Приехал какой-то экипаж – оттуда вышел офицер – флигель-адъютант– и привез
какую-то бумагу, поданную немедленно к прочтению. В ней возвещалось нам
дарование государем императором жизни и, взамен смертной казни, каждому, по
виновности, особое наказание.
Конфирмация эта была напечатана в одном из декабрьских номеров
"Русского инвалида" 1849 года, вероятно, в следующий день, 23 декабря, потому
распространяться об этом считаю лишним, но упомяну вкратце. Сколько мне
помнится, Петрашевский ссылался в каторжную работу на всю жизнь, Спешнев -
на двадцать лет {1}, и затем следовали градации в нисходящем, по степени
виновности, порядке. Я был присужден к ссылке в арестантские роты военного
ведомства на четыре года, а по отбытии срока рядовым в Кавказский отдельный
корпус. Братья Дебу ссылались тоже в арестантские роты, а по отбытии срока в
военно-рабочие роты.
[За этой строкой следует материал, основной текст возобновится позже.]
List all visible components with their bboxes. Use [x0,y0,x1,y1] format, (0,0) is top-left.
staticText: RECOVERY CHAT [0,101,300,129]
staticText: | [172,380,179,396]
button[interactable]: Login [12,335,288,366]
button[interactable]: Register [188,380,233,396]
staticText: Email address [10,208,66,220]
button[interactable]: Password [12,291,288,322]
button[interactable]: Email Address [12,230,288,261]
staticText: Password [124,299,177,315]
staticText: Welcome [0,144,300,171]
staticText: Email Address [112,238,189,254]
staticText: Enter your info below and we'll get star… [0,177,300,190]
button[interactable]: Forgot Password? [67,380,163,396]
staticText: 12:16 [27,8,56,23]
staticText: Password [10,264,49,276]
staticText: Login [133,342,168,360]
Кашкин и Европеус назначались прямо рядовыми в
Кавказский корпус, а Пальм переводился тем же чином в армию. По окончании
чтения этой бумаги с нас сняли саваны и колпаки.
Затем взошли на эшафот какие-то люди, вроде палачей, одетые в старые
цветные кафтаны, – их было двое – и, став позади ряда, начинавшегося
Петрашевским, ломали шпаги над головами поставленных на колени ссылаемых в
Сибирь, каковое действие, совершенно безразличное для всех, только продержало
нас, и так уже продрогших, лишние четверть часа на морозе. После этого нам
дали каждому арестантскую шапку, овчинные, грязной шерсти, тулупы и такие же
153
сапоги. Тулупы, каковы бы они ни были, нами были поспешно надеты, как
спасение от холода, а сапоги велено было самим держать в руках.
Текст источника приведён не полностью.